Python Packaging Strategy Discussion - Part 2

Just to throw a further spanner in the works, I think there are at least three different cases hiding under the banner of ‘applications’. I’m not trying to split hairs or make more work here - these really seem as different from each other as from libraries:

  • Command line applications: our main library-focused tooling, with entry points and the addition of pipx, mostly works pretty well for these (I’m not saying it’s all perfect, but…).
  • (Web)server applications: You’re usually deploying these rather than distributing them for end users to install. I think the people working on these have found decent ways to work with Python packaging tools, like pinning dependencies in a requirements.txt file.
  • GUI applications: Our normal packaging tools really don’t help much here, and there’s a small constellation of alternative tools aimed at this. It’s particularly complicated because things like installers and shortcuts are quite different between Windows, Mac and Linux.

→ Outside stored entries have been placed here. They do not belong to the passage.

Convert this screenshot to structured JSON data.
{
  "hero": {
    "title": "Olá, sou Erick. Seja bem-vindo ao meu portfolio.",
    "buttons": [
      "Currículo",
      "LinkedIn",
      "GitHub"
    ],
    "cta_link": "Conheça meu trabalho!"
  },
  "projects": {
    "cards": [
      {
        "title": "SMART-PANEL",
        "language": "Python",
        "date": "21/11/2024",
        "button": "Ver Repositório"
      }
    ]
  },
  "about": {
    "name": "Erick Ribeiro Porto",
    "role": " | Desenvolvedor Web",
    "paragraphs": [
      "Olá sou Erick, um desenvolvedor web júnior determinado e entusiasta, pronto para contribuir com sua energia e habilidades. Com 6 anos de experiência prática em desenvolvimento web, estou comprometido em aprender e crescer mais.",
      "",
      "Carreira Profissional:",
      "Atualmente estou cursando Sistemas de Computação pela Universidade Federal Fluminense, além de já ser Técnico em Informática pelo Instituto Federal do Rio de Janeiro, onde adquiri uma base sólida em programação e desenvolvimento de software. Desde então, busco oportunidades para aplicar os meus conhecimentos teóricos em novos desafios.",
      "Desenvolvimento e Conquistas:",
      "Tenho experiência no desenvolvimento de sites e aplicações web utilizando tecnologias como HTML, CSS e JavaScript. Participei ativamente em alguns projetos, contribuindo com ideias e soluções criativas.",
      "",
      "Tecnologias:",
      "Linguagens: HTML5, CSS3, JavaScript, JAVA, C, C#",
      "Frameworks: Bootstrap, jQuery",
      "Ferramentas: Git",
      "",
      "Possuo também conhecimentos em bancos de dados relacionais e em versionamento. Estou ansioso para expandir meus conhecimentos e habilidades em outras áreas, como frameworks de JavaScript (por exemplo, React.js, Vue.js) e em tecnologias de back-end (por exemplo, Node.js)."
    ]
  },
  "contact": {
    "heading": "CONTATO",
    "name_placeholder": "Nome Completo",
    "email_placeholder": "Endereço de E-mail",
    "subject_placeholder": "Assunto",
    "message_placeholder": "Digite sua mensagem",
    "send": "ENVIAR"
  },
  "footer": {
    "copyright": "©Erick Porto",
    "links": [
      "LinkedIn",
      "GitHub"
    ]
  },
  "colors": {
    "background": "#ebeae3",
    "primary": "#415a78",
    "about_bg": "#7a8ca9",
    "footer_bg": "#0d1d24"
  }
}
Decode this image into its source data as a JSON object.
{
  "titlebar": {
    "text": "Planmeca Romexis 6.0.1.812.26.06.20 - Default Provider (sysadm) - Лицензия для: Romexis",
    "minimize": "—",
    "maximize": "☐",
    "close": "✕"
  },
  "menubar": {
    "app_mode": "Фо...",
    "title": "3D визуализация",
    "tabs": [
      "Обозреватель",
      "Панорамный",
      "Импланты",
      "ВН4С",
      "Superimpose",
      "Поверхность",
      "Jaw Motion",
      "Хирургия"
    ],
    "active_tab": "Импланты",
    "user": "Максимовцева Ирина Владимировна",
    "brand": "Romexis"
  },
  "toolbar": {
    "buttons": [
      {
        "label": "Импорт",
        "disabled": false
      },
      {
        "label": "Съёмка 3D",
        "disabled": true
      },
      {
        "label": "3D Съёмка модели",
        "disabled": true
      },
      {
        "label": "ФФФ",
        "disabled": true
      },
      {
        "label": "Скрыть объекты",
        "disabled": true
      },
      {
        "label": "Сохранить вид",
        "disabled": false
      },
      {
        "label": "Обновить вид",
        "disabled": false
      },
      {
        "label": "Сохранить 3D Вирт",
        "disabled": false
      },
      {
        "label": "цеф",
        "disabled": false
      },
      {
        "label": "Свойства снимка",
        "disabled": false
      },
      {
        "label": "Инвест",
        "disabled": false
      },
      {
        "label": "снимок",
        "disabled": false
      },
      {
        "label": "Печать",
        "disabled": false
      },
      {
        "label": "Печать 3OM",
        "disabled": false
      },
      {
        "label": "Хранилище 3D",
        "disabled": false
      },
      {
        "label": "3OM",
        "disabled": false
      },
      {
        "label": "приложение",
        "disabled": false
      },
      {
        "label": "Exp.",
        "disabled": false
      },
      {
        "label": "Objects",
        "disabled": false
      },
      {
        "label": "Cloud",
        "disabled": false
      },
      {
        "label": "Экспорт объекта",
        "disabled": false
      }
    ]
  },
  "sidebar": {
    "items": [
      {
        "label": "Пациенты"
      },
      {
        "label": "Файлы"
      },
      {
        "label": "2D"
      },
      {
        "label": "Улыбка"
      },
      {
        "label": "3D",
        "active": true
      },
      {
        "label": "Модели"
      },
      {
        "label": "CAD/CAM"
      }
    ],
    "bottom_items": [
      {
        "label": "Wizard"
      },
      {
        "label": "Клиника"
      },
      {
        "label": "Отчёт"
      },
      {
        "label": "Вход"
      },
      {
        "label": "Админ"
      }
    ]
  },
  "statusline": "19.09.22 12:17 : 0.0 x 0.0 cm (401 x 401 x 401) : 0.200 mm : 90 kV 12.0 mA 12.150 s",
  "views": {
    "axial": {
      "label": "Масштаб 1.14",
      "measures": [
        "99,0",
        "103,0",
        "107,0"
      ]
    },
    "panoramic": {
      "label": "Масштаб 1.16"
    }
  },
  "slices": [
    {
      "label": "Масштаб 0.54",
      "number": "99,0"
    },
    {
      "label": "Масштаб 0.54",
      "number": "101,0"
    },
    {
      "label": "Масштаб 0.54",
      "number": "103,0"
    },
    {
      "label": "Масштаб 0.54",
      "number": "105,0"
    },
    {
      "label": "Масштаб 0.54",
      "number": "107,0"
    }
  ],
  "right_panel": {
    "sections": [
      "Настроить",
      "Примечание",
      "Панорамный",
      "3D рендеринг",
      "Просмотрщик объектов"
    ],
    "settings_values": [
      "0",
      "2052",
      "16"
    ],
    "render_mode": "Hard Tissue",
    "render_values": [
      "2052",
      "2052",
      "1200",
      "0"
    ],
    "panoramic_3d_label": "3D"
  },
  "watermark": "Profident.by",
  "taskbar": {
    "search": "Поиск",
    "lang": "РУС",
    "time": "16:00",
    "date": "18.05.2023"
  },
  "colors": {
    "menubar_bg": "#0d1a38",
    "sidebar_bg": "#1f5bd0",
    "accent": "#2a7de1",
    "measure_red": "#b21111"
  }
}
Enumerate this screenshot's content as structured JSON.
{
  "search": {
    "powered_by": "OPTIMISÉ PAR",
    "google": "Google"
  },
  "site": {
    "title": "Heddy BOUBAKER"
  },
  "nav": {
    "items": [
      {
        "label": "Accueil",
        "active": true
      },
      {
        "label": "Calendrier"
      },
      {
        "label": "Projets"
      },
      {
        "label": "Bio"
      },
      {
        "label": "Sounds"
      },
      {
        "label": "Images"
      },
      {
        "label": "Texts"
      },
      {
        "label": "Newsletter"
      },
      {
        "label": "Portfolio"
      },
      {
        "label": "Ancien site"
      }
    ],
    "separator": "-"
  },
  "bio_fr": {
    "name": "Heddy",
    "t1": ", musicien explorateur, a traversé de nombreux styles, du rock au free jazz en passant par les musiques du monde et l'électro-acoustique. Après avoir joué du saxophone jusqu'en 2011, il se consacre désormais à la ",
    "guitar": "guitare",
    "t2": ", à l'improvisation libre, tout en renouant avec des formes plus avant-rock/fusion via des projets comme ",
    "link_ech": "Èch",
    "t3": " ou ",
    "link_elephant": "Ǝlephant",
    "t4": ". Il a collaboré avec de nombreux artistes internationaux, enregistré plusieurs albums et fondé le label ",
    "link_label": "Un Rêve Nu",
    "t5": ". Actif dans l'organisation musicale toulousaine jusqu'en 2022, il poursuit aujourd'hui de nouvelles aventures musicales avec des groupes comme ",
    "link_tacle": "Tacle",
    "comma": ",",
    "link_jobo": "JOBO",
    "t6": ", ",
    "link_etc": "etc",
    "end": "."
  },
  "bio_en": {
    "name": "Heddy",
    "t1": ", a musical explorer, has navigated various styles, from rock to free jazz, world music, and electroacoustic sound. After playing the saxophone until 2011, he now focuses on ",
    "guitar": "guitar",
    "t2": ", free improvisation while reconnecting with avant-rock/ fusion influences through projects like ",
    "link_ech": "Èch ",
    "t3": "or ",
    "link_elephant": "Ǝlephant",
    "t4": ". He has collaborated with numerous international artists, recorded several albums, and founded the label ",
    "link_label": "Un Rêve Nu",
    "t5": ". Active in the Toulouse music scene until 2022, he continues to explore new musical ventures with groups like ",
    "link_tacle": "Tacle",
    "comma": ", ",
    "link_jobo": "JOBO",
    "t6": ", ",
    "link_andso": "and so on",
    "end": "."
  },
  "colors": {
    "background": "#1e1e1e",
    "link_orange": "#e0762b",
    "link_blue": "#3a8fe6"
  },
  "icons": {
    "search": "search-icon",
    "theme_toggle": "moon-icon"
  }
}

I agree entirely, and I wasn’t trying to suggest that there would have to be a single approach. In fact, I’ll add another case:

  • Data analysis (or similar) projects: where the “deliverable” is some sort of document, not an executable, and the Python code is part of the build process rather than the final product.

It’s maybe a stretch calling that an “application”, but it’s an important use case, and one that I certainly don’t think we provide much support for.

Yup, certainly - my day job is in this sort of sphere. Although I’d say the code itself is frequently part of the product, not just a build step - between things like tutorials and the drive for reproducible research, you often want to give people code they can execute themselves. But I guess you knew this, or you wouldn’t be talking about it in the context of Python packaging anyway. :slightly_smiling_face:

I usually argue that this is an instance of using a deployed application. So the user might install Jupyter+libs as an application, and then simply use it to produce their deliverable.

Where it gets interesting is reproducibility, which is basically that user moving from using an application into deploying their own application. Personally I think it’s fine to leave this to the application (whether Jupyter or something else) to help with, and as long as our tools are good enough building blocks for them to use, we don’t have to solve it entirely.

Thank you to everyone who has participated in this thread. Based on feedback I have received in other threads, I intend to summarise all the strategy threads in one document or some other format. This document will be shared with the community once it is ready. Hopefully this document will help inform our next steps.